CPR stands for Cardiopulmonary Resuscitation.
It’s a life saving medical procedure which is given to someone who is in cardiac arrest. It helps to pump blood around the person’s body when their heart can’t.
It is a technique of basic life support (BLS) for oxygenating the brain and heart until appropriate definitive medical treatment can restore normal heart and ventilatory function.
What is a cardiac arrest?
A cardiac arrest is caused by an electrical problem in the heart. This electrical problem causes the heart to stop pumping blood around the body and to the brain.
- More than 3,50,000 cardiac arrests occur outside the hospital each year.
- In 2015, any-mention sudden cardiac arrest mortality in the US was 366,807.
- CPR, especially if administered immediately after cardiac arrest, can double or triple a person’s chance of survival. About 90 percent of people who experience an out-of-hospital cardiac arrest die due to non as availability of CPR .
- Cardiac arrest is the leading cause of death in the world.
- Cardiac Arrest Not So Sudden, New Study Reveals
- According to the study presented by Hillcrest Hospital, half of the men in the study presented symptoms of cardiac arrest up to one month prior to suffering the event, which stopped their hearts suddenly!!
- More than 280,000 people suffer cardiac arrest each year, with 80 percent of those cases occurring outside the hospital.
- As a result, survival rates are very low – less than 10 percent, according to the American Heart Association. If more people are aware of symptoms earlier, more lives could be saved.

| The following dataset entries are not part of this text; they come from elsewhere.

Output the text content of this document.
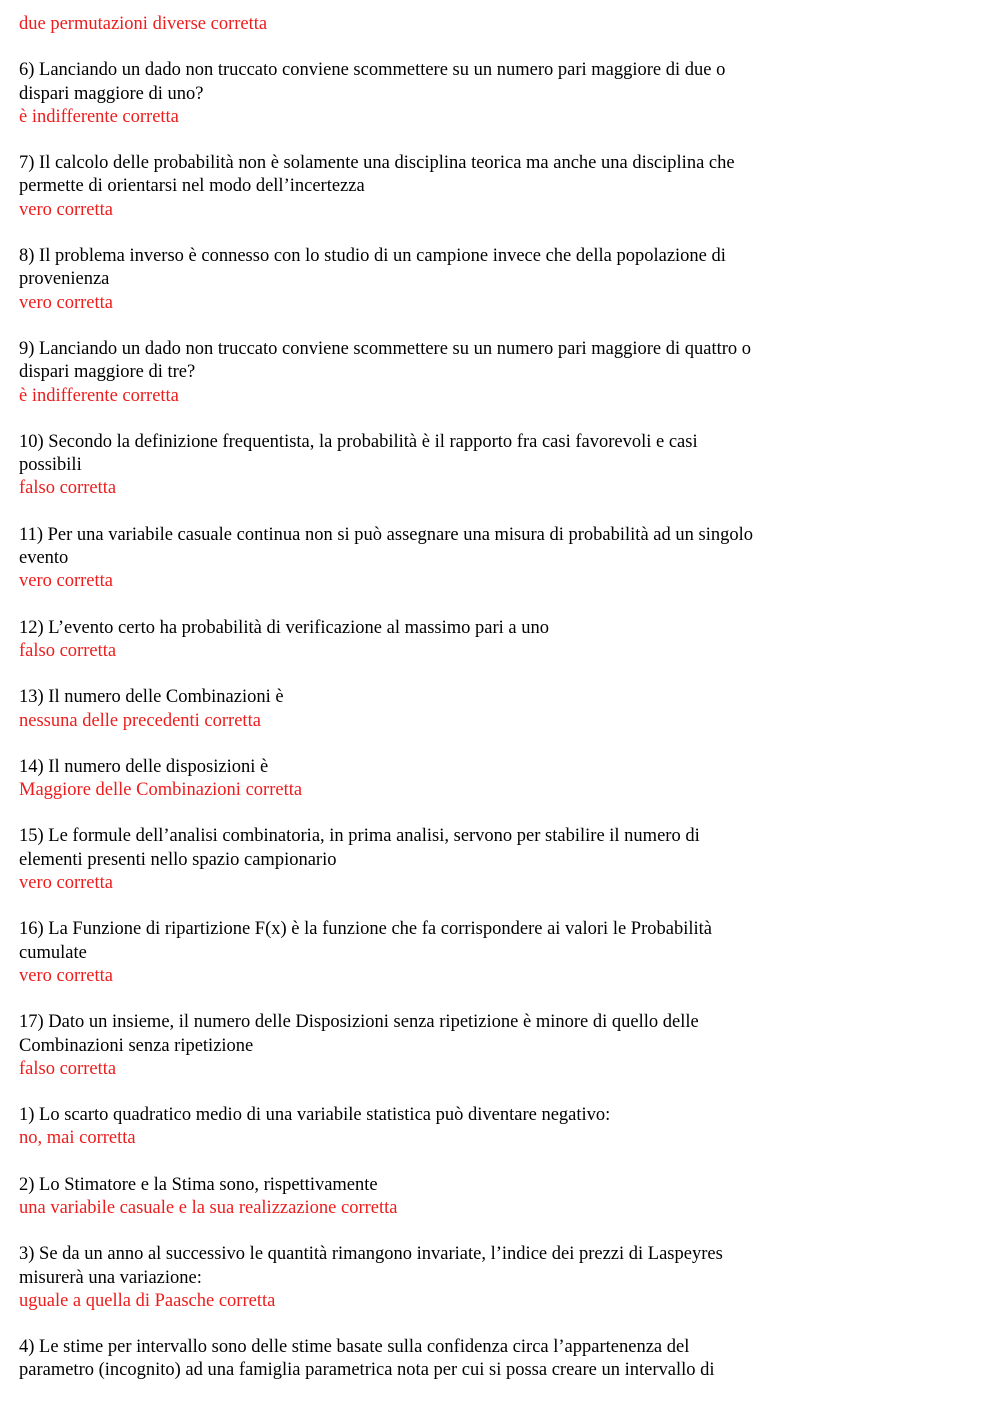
due permutazioni diverse corretta
6) Lanciando un dado non truccato conviene scommettere su un numero pari maggiore di due o
dispari maggiore di uno?
è indifferente corretta
7) Il calcolo delle probabilità non è solamente una disciplina teorica ma anche una disciplina che
permette di orientarsi nel modo dell’incertezza
vero corretta
8) Il problema inverso è connesso con lo studio di un campione invece che della popolazione di
provenienza
vero corretta
9) Lanciando un dado non truccato conviene scommettere su un numero pari maggiore di quattro o
dispari maggiore di tre?
è indifferente corretta
10) Secondo la definizione frequentista, la probabilità è il rapporto fra casi favorevoli e casi
possibili
falso corretta
11) Per una variabile casuale continua non si può assegnare una misura di probabilità ad un singolo
evento
vero corretta
12) L’evento certo ha probabilità di verificazione al massimo pari a uno
falso corretta
13) Il numero delle Combinazioni è
nessuna delle precedenti corretta
14) Il numero delle disposizioni è
Maggiore delle Combinazioni corretta
15) Le formule dell’analisi combinatoria, in prima analisi, servono per stabilire il numero di
elementi presenti nello spazio campionario
vero corretta
16) La Funzione di ripartizione F(x) è la funzione che fa corrispondere ai valori le Probabilità
cumulate
vero corretta
17) Dato un insieme, il numero delle Disposizioni senza ripetizione è minore di quello delle
Combinazioni senza ripetizione
falso corretta
1) Lo scarto quadratico medio di una variabile statistica può diventare negativo:
no, mai corretta
2) Lo Stimatore e la Stima sono, rispettivamente
una variabile casuale e la sua realizzazione corretta
3) Se da un anno al successivo le quantità rimangono invariate, l’indice dei prezzi di Laspeyres
misurerà una variazione:
uguale a quella di Paasche corretta
4) Le stime per intervallo sono delle stime basate sulla confidenza circa l’appartenenza del
parametro (incognito) ad una famiglia parametrica nota per cui si possa creare un intervallo di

- Research shows that Basic Life Support (BLS) can increase the rate of survival for certain victims of cardiac arrest.
- The American Heart Association recommends that everyone — untrained bystanders and medical personnel alike — begin CPR with chest compressions.
- It’s far better to do something than to do nothing at all if you’re fearful that your knowledge or abilities aren’t 100 percent complete.
Remember, the difference between your doing something and doing nothing could be someone’s life.
Here’s advice from the American Heart Association:
Untrained. If you’re not trained in CPR, then provide hands-only CPR. That means uninterrupted chest compressions of 100 to 120 a minute until paramedics arrive. You don’t need to try rescue breathing.
Trained and ready to go. If you’re well-trained and confident in your ability, check to see if there is a pulse and breathing. If there is no breathing or a pulse within 10 seconds, begin chest compressions. Start CPR with 30 chest compressions before giving two rescue breaths.
Trained but rusty. If you’ve previously received CPR training but you’re not confident in your abilities, then just do chest compressions at a rate of 100 to 120 a minute.
The above advice applies to adults, children and infants needing CPR, but not newborns (infants up to 4 weeks old).